Sambucol is more commonly known as elderberry extract. It has been used for hundreds of years in the Middle East as a natural cold and flu remedy. It is rich in antioxidants and, much like acai and echinacea, can help boost the immune system. It is also naturally antiviral.
One Israeli study showed that it was even effective against the dreaded avian flu, by as much as 99 percent. The scientist who discovered its antiviral properties is Dr. Madeleine Mumcuoglu, a virologist. She and her colleagues patented the active ingredient in elderberries, which is now available over-the-counter as Sambucol.
Sambucol should be taken as directed by your health care provider.
St. John’s Wort
St. John’s wort is a popular herbal remedy for mild to moderate depression. It is naturally anti-inflammatory, and considered a natural nervine by herbalists.
This herb is somewhat controversial because of some reports that it is no more effective than a placebo. However, as the University of Maryland points out, there is ample evidence that it works as well as selective serotonin re-uptake inhibitors, or SSRI’s, but without the typical negative side effects.
The recommended dose for St. John’s wort is 300 mg, three times per day, with meals.
Turmeric is a culinary spice that doubles as a medicinal herb. It is the spice that gives curry its golden color. It is also naturally anti-inflammatory and antioxidant.

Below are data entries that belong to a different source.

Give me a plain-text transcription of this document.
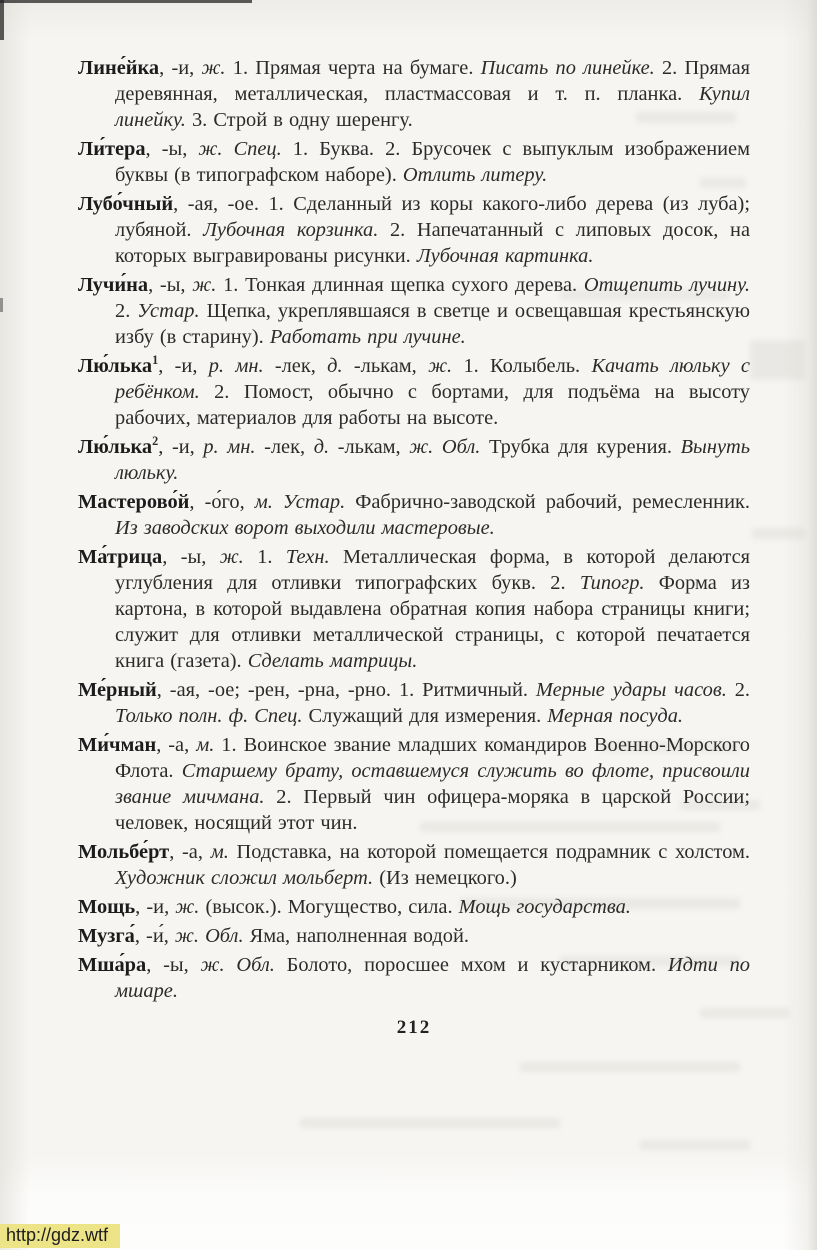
Лине́йка, -и, ж. 1. Прямая черта на бумаге. Писать по линейке. 2. Прямая деревянная, металлическая, пластмассовая и т. п. планка. Купил линейку. 3. Строй в одну шеренгу.

Ли́тера, -ы, ж. Спец. 1. Буква. 2. Брусочек с выпуклым изображением буквы (в типографском наборе). Отлить литеру.

Лубо́чный, -ая, -ое. 1. Сделанный из коры какого-либо дерева (из луба); лубяной. Лубочная корзинка. 2. Напечатанный с липовых досок, на которых выгравированы рисунки. Лубочная картинка.

Лучи́на, -ы, ж. 1. Тонкая длинная щепка сухого дерева. Отщепить лучину. 2. Устар. Щепка, укреплявшаяся в светце и освещавшая крестьянскую избу (в старину). Работать при лучине.

Лю́лька$^1$, -и, р. мн. -лек, д. -лькам, ж. 1. Колыбель. Качать люльку с ребёнком. 2. Помост, обычно с бортами, для подъёма на высоту рабочих, материалов для работы на высоте.

Лю́лька$^2$, -и, р. мн. -лек, д. -лькам, ж. Обл. Трубка для курения. Вынуть люльку.

Мастерово́й, -о́го, м. Устар. Фабрично-заводской рабочий, ремесленник. Из заводских ворот выходили мастеровые.

Ма́трица, -ы, ж. 1. Техн. Металлическая форма, в которой делаются углубления для отливки типографских букв. 2. Типогр. Форма из картона, в которой выдавлена обратная копия набора страницы книги; служит для отливки металлической страницы, с которой печатается книга (газета). Сделать матрицы.

Ме́рный, -ая, -ое; -рен, -рна, -рно. 1. Ритмичный. Мерные удары часов. 2. Только полн. ф. Спец. Служащий для измерения. Мерная посуда.

Ми́чман, -а, м. 1. Воинское звание младших командиров Военно-Морского Флота. Старшему брату, оставшемуся служить во флоте, присвоили звание мичмана. 2. Первый чин офицера-моряка в царской России; человек, носящий этот чин.

Мольбе́рт, -а, м. Подставка, на которой помещается подрамник с холстом. Художник сложил мольберт. (Из немецкого.)

Мощь, -и, ж. (высок.). Могущество, сила. Мощь государства.

Музга́, -и́, ж. Обл. Яма, наполненная водой.

Мша́ра, -ы, ж. Обл. Болото, поросшее мхом и кустарником. Идти по мшаре.

212
http://gdz.wtf
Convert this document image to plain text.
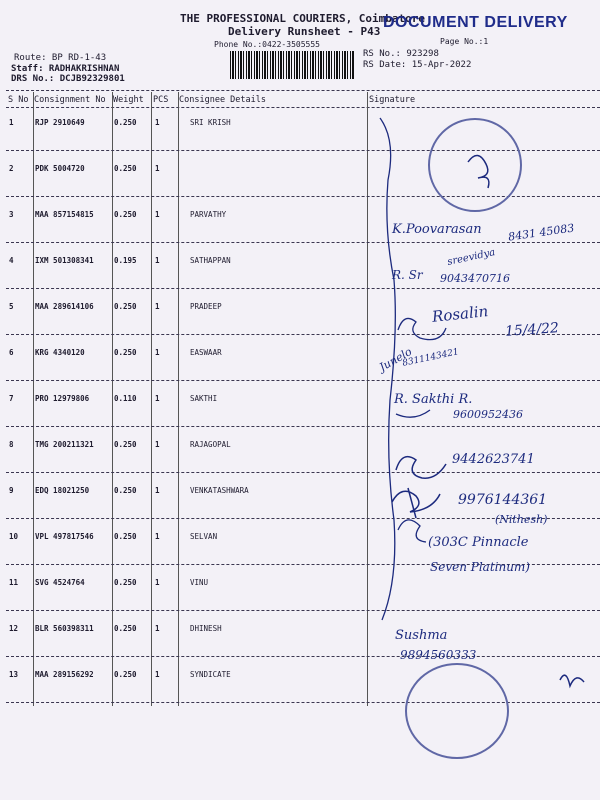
THE PROFESSIONAL COURIERS, Coimbatore
DOCUMENT DELIVERY
Delivery Runsheet - P43
Phone No.:0422-3505555	Page No.:1
Route: BP RD-1-43
Staff: RADHAKRISHNAN
DRS No.: DCJB92329801
RS No.: 923298
RS Date: 15-Apr-2022
S No Consignment No Weight PCS Consignee Details	Signature
1	RJP 2910649	0.250 1	SRI KRISH
2	PDK 5004720	0.250 1
3	MAA 857154815	0.250 1	PARVATHY
4	IXM 501308341	0.195 1	SATHAPPAN
5	MAA 289614106	0.250 1	PRADEEP
6	KRG 4340120	0.250 1	EASWAAR
7	PRO 12979806	0.110 1	SAKTHI
8	TMG 200211321	0.250 1	RAJAGOPAL
9	EDQ 18021250	0.250 1	VENKATASHWARA
10 VPL 497817546	0.250 1	SELVAN
11 SVG 4524764	0.250 1	VINU
12 BLR 560398311	0.250 1	DHINESH
13 MAA 289156292	0.250 1	SYNDICATE
K.Poovarasan 8431 45083
R. Sr
sreevidya
9043470716
Rosalin
15/4/22
Junelo
8311143421
R. Sakthi R.
9600952436
9442623741
9976144361
(Nithesh)
(303C Pinnacle
Seven Platinum)
Sushma
9894560333
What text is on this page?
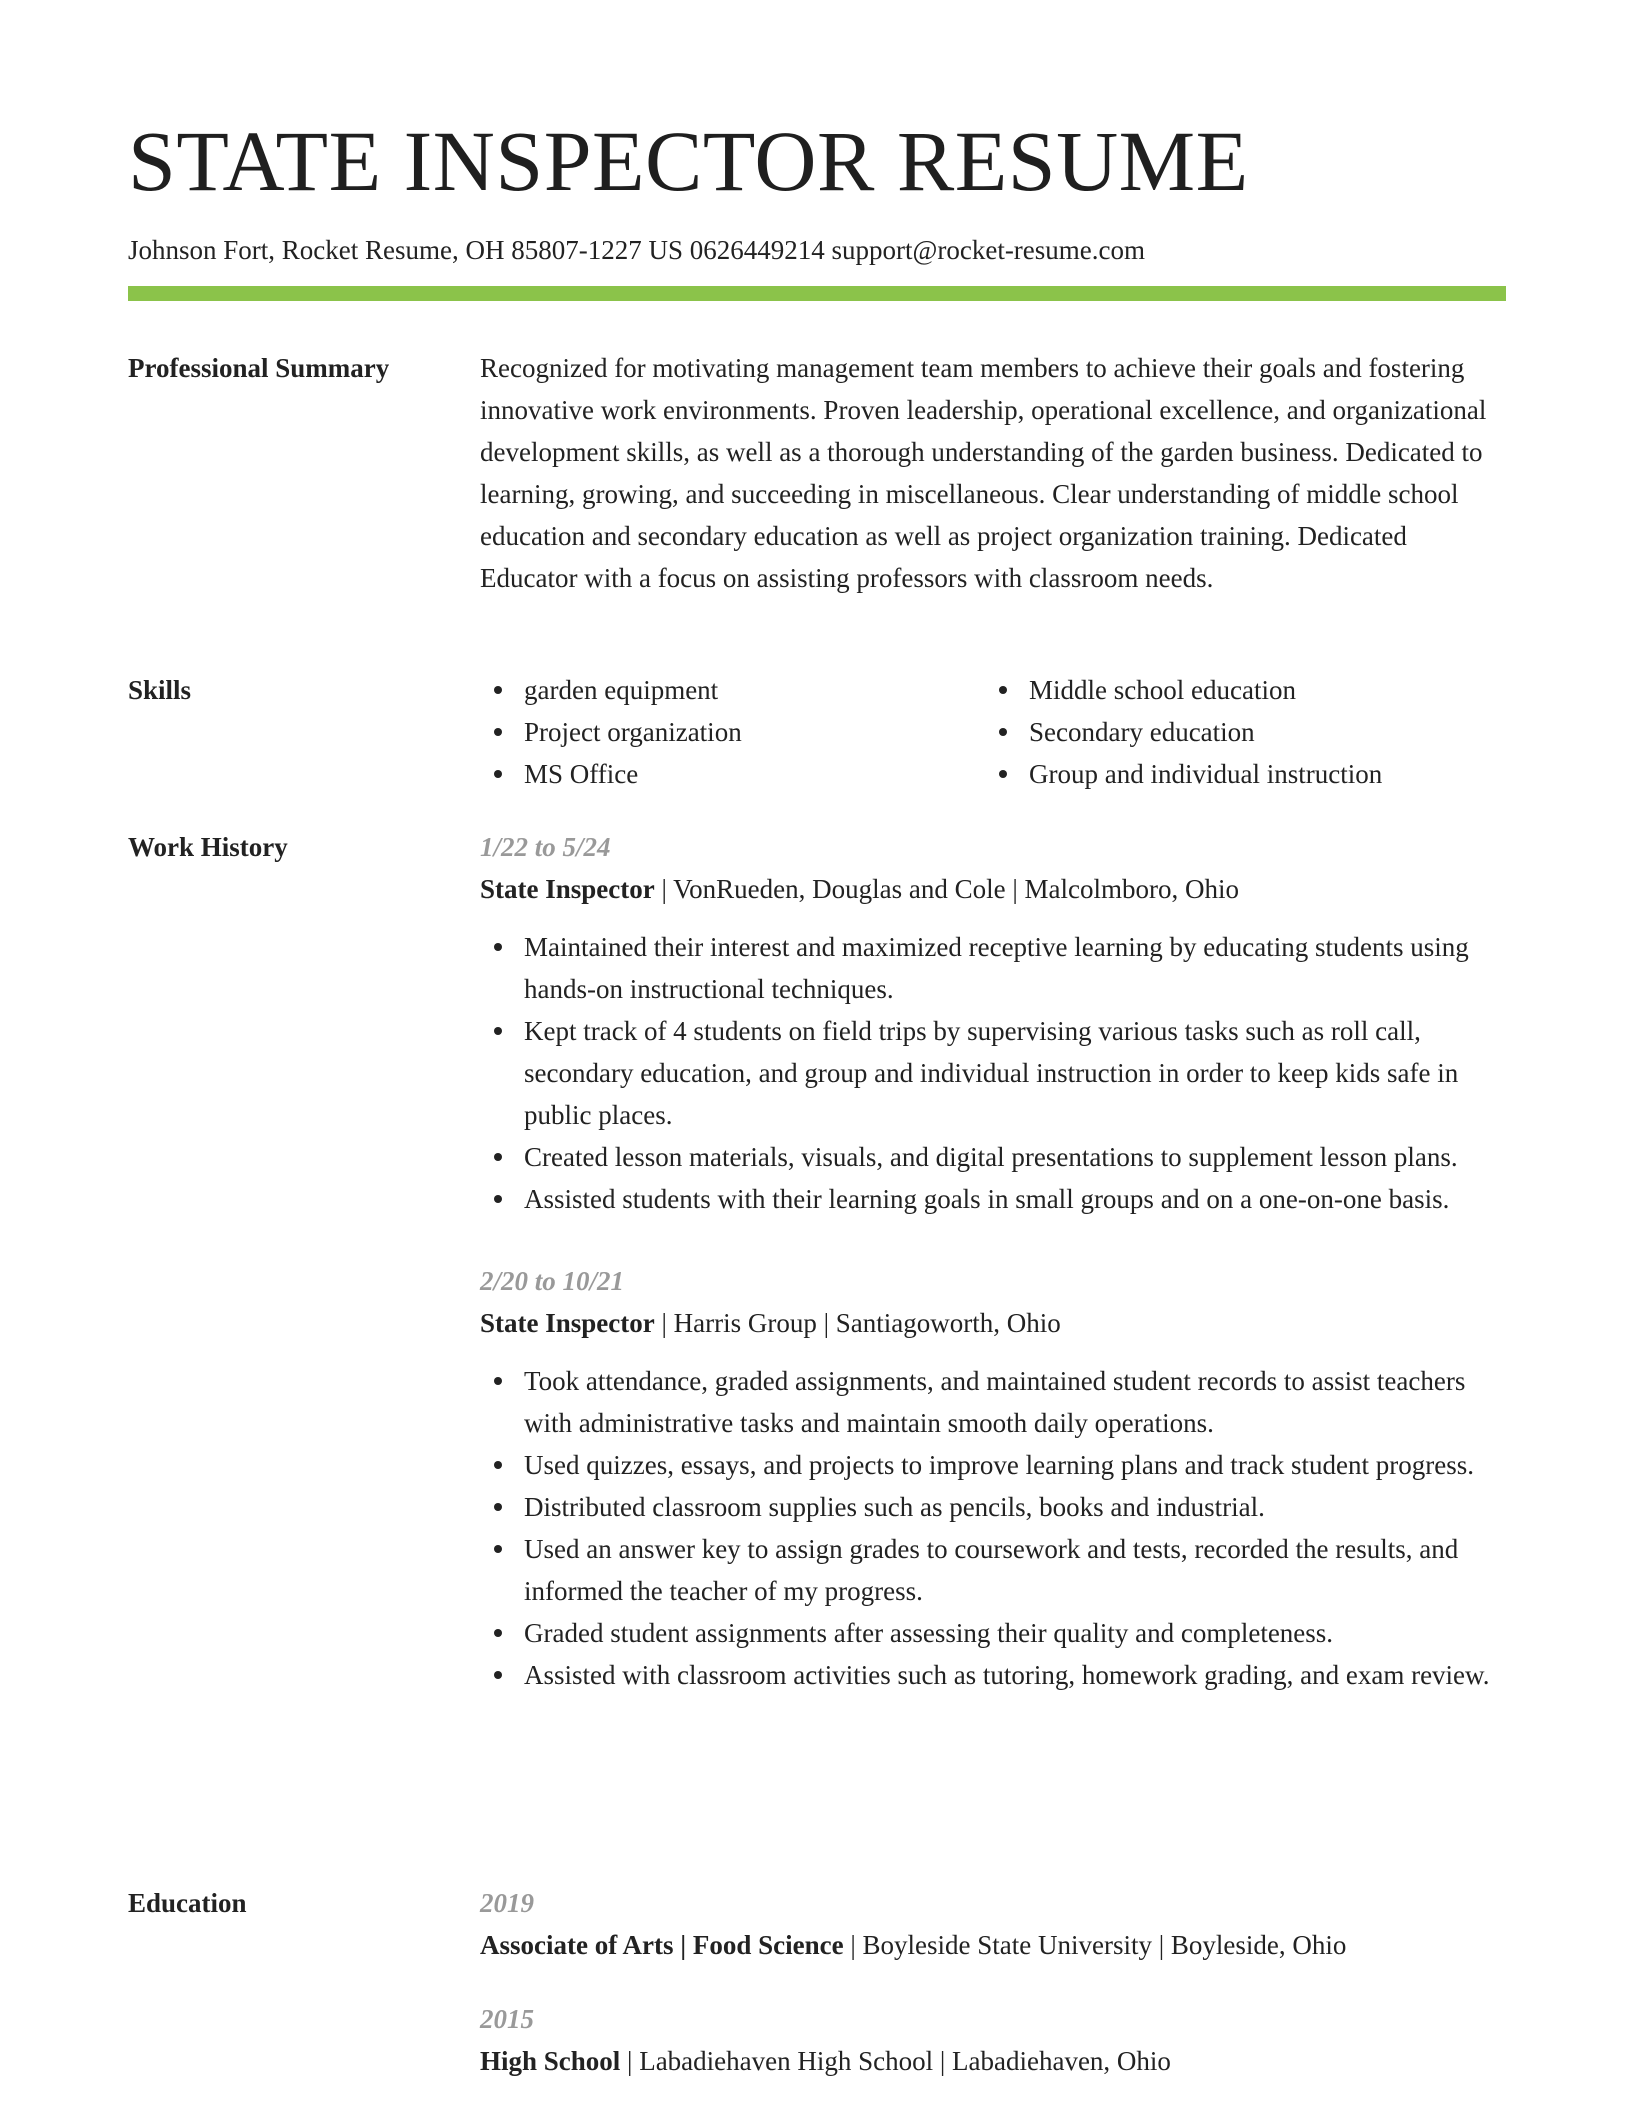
STATE INSPECTOR RESUME
Johnson Fort, Rocket Resume, OH 85807-1227 US 0626449214 support@rocket-resume.com
Professional Summary	Recognized for motivating management team members to achieve their goals and fostering innovative work environments. Proven leadership, operational excellence, and organizational development skills, as well as a thorough understanding of the garden business. Dedicated to learning, growing, and succeeding in miscellaneous. Clear understanding of middle school education and secondary education as well as project organization training. Dedicated Educator with a focus on assisting professors with classroom needs.
Skills	garden equipment
Project organization
MS Office
Middle school education
Secondary education
Group and individual instruction
Work History	1/22 to 5/24
State Inspector | VonRueden, Douglas and Cole | Malcolmboro, Ohio
Maintained their interest and maximized receptive learning by educating students using hands-on instructional techniques.
Kept track of 4 students on field trips by supervising various tasks such as roll call, secondary education, and group and individual instruction in order to keep kids safe in public places.
Created lesson materials, visuals, and digital presentations to supplement lesson plans.
Assisted students with their learning goals in small groups and on a one-on-one basis.
2/20 to 10/21
State Inspector | Harris Group | Santiagoworth, Ohio
Took attendance, graded assignments, and maintained student records to assist teachers with administrative tasks and maintain smooth daily operations.
Used quizzes, essays, and projects to improve learning plans and track student progress.
Distributed classroom supplies such as pencils, books and industrial.
Used an answer key to assign grades to coursework and tests, recorded the results, and informed the teacher of my progress.
Graded student assignments after assessing their quality and completeness.
Assisted with classroom activities such as tutoring, homework grading, and exam review.
Education	2019
Associate of Arts | Food Science | Boyleside State University | Boyleside, Ohio
2015
High School | Labadiehaven High School | Labadiehaven, Ohio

Herbalists use turmeric to treat arthritis, sports injuries, ulcers, indigestion, heart disease and cancer. The most remarkable studies with turmeric have been done regarding cancer. Studies show that curcumin, the main chemical component of turmeric, may actually help prevent or treat several types of cancers.
The therapeutic dose is 400 to 600 mg, up to three times per day.
Hundreds of herbs for health have been studied scientifically in recent years. Don’t discount the powerful effects of healing herbs until you have really investigated their history and the existing evidence.